Pdftk is also an example of how to use a library of Java
classes in a stand-alone C++ program. Specifically, it
demonstrates how GCJ and CNI allows C++ code to use iText's
(itext-paulo) Java classes."

For Windows or Linux.

It's been useful to me just for the 'burst' function.

http://www.accesspdf.com/pdftk/
 
B

Bjorn Simonsen

Ben Cooper wrote in said:
It's been useful to me just for the 'burst' function.
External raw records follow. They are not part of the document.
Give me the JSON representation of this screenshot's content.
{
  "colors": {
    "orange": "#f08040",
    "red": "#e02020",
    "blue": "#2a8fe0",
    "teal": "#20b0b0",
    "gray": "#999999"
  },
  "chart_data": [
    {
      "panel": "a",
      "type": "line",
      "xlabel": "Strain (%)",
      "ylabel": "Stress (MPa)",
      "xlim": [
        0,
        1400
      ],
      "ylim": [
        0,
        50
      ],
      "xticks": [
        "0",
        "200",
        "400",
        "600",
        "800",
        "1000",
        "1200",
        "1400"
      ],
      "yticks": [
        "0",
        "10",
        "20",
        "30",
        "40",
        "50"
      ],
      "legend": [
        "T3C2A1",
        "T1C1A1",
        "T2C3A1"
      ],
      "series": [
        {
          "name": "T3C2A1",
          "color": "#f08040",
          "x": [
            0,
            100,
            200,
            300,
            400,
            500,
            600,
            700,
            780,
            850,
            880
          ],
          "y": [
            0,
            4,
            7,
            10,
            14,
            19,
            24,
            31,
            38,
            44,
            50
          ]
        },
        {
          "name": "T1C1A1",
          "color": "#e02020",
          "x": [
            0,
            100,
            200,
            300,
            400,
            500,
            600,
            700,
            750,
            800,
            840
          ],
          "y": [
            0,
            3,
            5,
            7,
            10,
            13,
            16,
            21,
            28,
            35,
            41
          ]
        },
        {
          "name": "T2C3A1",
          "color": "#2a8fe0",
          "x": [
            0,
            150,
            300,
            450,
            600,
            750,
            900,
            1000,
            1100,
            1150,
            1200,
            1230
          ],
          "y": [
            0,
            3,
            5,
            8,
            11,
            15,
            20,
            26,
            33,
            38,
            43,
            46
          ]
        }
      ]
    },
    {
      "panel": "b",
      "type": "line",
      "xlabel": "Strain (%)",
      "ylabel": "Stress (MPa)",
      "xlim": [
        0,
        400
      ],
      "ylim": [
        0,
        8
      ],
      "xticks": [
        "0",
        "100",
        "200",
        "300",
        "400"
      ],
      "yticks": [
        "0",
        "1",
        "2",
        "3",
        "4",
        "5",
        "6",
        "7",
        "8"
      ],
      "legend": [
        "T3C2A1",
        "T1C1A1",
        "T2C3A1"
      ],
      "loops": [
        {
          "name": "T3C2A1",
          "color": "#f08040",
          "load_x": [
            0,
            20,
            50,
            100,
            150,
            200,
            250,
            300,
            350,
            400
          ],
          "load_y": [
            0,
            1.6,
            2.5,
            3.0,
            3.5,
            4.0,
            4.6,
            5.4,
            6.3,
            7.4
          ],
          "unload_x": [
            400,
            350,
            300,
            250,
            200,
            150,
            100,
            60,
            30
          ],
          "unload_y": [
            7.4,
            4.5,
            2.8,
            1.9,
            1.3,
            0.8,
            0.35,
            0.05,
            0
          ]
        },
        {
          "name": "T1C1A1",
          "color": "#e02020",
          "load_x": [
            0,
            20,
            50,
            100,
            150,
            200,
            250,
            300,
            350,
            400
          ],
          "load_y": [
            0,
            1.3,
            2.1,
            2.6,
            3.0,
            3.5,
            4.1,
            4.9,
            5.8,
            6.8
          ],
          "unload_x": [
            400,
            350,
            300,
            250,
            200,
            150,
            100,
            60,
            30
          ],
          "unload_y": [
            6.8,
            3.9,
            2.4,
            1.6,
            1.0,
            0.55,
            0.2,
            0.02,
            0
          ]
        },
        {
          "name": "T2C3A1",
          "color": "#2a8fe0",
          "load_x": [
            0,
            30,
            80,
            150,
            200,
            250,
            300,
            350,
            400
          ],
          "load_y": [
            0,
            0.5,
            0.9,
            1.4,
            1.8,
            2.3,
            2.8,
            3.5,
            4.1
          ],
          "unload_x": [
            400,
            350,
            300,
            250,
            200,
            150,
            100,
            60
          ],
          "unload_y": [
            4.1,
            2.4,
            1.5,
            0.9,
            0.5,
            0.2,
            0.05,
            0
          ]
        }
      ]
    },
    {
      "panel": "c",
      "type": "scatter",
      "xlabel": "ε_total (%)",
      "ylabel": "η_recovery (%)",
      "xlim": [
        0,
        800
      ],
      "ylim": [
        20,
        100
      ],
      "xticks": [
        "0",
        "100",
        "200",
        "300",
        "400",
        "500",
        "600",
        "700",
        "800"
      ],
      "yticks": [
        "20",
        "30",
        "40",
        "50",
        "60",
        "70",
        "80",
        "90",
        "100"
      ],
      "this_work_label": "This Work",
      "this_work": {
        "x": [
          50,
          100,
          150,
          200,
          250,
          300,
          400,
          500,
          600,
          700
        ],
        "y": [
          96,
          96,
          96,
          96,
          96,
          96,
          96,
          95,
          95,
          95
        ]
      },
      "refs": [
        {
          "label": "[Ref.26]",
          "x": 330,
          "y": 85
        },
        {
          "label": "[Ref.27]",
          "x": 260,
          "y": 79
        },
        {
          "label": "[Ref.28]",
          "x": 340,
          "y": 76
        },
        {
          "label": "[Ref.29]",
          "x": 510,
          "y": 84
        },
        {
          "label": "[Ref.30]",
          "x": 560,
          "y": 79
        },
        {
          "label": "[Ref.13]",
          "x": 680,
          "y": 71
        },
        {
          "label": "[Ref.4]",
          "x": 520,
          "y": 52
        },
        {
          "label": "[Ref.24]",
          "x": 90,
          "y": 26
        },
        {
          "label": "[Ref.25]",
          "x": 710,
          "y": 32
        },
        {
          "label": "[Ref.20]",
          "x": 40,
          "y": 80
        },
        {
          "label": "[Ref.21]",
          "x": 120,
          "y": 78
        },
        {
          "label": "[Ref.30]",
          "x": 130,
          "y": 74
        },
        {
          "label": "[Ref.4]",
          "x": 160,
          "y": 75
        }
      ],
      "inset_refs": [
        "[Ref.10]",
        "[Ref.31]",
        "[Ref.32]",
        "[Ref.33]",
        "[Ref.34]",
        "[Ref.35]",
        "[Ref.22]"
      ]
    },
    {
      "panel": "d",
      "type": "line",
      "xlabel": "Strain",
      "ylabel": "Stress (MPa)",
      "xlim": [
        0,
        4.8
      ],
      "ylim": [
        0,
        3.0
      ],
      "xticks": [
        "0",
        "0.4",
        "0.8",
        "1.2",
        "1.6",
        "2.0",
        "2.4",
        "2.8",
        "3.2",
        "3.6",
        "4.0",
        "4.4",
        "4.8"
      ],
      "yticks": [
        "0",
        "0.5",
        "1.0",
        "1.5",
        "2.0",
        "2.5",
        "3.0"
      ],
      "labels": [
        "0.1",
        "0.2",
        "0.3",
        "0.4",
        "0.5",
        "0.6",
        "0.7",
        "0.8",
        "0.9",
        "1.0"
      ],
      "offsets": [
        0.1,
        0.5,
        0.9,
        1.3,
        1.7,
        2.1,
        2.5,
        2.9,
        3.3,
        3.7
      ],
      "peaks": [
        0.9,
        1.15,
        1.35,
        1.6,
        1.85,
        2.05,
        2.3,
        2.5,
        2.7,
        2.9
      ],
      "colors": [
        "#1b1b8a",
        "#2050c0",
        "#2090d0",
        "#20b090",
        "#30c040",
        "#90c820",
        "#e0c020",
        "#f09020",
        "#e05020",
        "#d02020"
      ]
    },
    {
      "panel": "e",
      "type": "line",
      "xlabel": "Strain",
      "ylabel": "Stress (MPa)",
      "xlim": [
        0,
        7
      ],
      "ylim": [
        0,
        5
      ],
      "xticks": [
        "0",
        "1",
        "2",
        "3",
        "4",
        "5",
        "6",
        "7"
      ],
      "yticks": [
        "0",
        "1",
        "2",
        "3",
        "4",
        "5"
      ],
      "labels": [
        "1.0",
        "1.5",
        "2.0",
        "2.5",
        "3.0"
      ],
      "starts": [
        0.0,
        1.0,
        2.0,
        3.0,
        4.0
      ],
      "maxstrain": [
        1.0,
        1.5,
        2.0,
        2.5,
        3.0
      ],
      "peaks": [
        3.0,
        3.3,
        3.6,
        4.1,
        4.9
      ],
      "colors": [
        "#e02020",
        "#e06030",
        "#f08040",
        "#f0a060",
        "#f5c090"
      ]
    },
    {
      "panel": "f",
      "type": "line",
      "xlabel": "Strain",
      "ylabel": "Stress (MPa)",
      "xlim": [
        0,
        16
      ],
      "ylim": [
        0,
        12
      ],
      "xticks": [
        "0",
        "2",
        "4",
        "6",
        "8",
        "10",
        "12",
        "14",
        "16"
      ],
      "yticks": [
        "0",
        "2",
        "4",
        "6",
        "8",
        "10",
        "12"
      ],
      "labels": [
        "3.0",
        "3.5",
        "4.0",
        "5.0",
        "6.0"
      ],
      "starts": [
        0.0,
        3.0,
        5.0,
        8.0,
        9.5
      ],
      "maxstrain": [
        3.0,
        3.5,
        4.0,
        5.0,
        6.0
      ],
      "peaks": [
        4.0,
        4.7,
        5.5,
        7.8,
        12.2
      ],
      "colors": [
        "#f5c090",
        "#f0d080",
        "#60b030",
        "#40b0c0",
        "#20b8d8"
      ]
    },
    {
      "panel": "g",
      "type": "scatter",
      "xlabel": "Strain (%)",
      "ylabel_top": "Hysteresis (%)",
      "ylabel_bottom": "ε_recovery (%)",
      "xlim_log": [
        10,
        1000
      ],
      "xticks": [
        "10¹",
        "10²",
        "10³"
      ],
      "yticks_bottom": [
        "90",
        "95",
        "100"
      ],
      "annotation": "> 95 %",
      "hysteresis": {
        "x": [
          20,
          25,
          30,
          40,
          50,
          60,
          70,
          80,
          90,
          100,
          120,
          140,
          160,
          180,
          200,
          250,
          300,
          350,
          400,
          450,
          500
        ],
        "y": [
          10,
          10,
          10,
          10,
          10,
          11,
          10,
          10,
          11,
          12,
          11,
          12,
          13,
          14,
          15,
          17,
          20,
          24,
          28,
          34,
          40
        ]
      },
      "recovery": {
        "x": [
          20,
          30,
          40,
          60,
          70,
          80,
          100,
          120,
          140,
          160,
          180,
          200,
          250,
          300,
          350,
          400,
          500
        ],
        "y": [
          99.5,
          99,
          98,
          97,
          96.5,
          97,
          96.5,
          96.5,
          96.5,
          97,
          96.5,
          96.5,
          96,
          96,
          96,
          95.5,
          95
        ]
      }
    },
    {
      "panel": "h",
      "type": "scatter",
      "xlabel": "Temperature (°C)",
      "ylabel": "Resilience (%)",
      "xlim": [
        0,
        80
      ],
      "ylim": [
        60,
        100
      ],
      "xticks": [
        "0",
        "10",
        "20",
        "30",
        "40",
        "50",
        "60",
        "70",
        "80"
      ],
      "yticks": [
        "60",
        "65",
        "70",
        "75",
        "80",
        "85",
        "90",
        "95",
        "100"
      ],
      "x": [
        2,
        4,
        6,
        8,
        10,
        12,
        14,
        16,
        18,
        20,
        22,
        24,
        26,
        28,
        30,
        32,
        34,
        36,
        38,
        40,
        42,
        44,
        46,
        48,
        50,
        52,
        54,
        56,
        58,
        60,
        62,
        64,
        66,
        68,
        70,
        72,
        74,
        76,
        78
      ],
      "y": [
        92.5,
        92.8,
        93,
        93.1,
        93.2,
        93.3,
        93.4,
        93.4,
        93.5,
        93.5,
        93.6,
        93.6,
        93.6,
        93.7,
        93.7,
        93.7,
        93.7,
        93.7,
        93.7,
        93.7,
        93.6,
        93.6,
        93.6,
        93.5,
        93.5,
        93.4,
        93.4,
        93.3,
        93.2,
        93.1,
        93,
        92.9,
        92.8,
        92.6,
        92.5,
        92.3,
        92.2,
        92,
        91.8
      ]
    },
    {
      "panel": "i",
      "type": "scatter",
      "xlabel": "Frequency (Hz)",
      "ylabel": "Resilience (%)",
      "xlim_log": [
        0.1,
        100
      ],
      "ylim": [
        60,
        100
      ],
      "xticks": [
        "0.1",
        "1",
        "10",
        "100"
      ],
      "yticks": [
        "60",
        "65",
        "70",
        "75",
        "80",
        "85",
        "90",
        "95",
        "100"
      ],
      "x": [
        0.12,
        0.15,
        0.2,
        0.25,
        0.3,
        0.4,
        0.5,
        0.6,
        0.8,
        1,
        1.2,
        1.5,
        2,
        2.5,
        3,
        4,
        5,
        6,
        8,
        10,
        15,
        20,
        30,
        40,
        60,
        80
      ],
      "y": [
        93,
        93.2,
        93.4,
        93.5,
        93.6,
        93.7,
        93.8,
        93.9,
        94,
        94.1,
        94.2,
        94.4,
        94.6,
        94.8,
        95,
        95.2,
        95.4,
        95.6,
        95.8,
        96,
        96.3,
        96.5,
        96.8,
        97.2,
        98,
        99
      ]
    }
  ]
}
Thanks for the tip. I've been using a "pdf printer" (printer driver)
for that up to now. Print a page or range of pages from Acrobat
Reader, print output sent to the pdf printer and there saved as a new
pdf. Will have a look at the PDF Tool Kit to see if the burst feature
can simplify things, particulary for when I want to grab several pages
as single pages from the same pdf.

All the best,
Bjorn Simonsen
 
B

Bjorn Simonsen

Martyn wrote in
Wish it was a "real" WYSIWYG application for Windows...

And I wish you (and unfortunately many others in this group) would
snip. No need to quote entire messages back to us (signature and all)
when they are available in the thread.

As for the PDF Toolkit, <>http://www.accesspdf.com/pdftk/> I
understand your wish for a GUI app, but quite frankly I love the
command line for certain tasks, where it much faster than loading a
GUI app and moving about in the menus, or waiting while it works. Just
tested the burst command: a 1mb pdf file carved up into 89 pdf files
(one page per file) in a split second!... (I did not use a command
timer, but it was fast!)

All the best,
Bjorn Simonsen
 
B

Bjorn Simonsen

Bjorn Simonsen wrote in
tested the burst command: a 1mb pdf file carved up into 89 pdf files

I meant to say a 7mb file.

All the best,
Bjorn Simonsen
 
B

Ben Cooper

Bjorn said:
As for the PDF Toolkit, <>http://www.accesspdf.com/pdftk/> I
understand your wish for a GUI app, but quite frankly I love the
command line for certain tasks, where it much faster than loading a
GUI app and moving about in the menus, or waiting while it works. Just
tested the burst command: a 1mb pdf file carved up into 89 pdf files
(one page per file) in a split second!... (I did not use a command
timer, but it was fast!)

It sounds like it works well. I downloaded it at work late
on Friday so I didn't get a chance to test it on any large
(100M +) PDFs. I did test it on a small, 16pg, 26M catalog I
made and it split it quite fast. Using the burst command
alone will likely save me hours of work.